Wendell & Wild

Länge:
106 Minuten (Blu-ray: 106 Minuten)
Altersempfehlung:
Ab 12 Jahren
FSK-Freigabe:
keine Angabe
Kinostart:
28.10.2022
Regie:
Henry Selick
Darsteller:
/
Genre:
Horror , Animation , Komödie
Land:
USA, 2022

Endlich wieder ein neuer Stop-Motion-Film von Henry Selick, der uns mit seinem wunderbaren, großartigen „Coraline‟ das Gruseln gelehrt hat! Puppentrick und Horror – geht das zusammen? Für Selick jedenfalls scheint es die perfekte Kombination zu sein. Und das merkt man auch „Wendel & Wild‟ an: Das Figurendesign ist eigenwillig, manche Wesen wirken manchmal geradezu zweidimensional und erinnern an Gemälde von Picasso, an Schönheitsideale passen sie sich ohnehin nicht an. Flüssig und makellos bewegen sich die per Hand animierten Figuren in einer in giftigen Farben erstrahlenden Miniaturwelt. Das alles bringt zum Staunen. Nur: Letztlich übertrumpft die Optik dann leider die Geschichte, die aber immerhin auch ziemlich eigenwillig ist.

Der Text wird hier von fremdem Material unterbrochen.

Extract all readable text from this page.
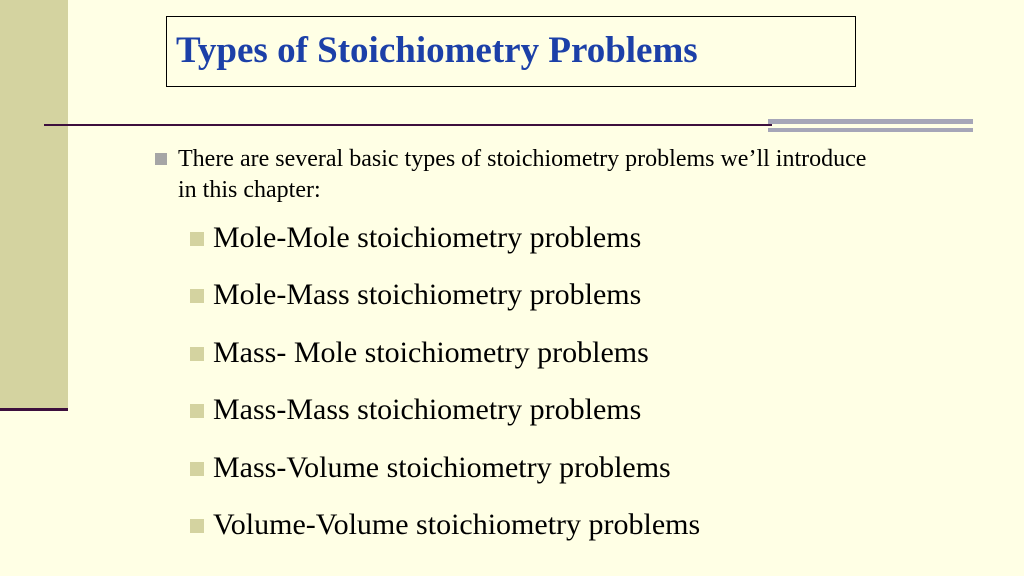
Types of Stoichiometry Problems
There are several basic types of stoichiometry problems we’ll introduce in this chapter:
Mole-Mole stoichiometry problems
Mole-Mass stoichiometry problems
Mass- Mole stoichiometry problems
Mass-Mass stoichiometry problems
Mass-Volume stoichiometry problems
Volume-Volume stoichiometry problems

Darum geht es in „Wendell & Wild“:


Kat ist 13 und hat ihre Eltern vor fünf Jahren bei einem dramatischen Autounfall verloren. Seither gibt sie sich die Schuld an deren Tod, weil sie den Vater am Steuer abgelenkt hatte. Kat ist schwermütig geworden und wirkt schon äußerlich ziemlich taff. Ihre Kleidung ist punkig-rotzig, sie hat mehrere Piercings über ihrem rechten Auge und aufgetürmte, grün gefärbte Haare. In das katholische Internat, in dem sie fortan leben soll, will sie jedenfalls nicht so recht passen. Dann passieren merkwürdige Dinge. Erst erscheint eine merkwürdige Narbe auf ihrem Handrücken, die ihre Verbindung in die Welt der Dämonen symbolisiert, kurz danach begegnen ihr in einem Traum die beiden kleinen Dämonen Wendell und Wild, die ihr ein Angebot machen, das sie nicht ausschlagen kann: Wenn Kat die Dämonen in die irdische Welt ruft, versprechen diese ihr, ihre Eltern wieder zum Leben zu erwecken. Kat lässt sich auf den Deal ein. Sie ahnt ja nicht, dass Wendell und Wild gar nicht über diese Macht verfügen. In Wirklichkeit wollen diese nur dem riesigen Oberdämon entkommen, auf dessen verkahlendem Kopf sie magische Haarcreme auftragen müssen, um tote Wurzeln wieder zu reanimieren, und träumen davon, einen Vergnügungspark für verlorene Seelen zu eröffnen.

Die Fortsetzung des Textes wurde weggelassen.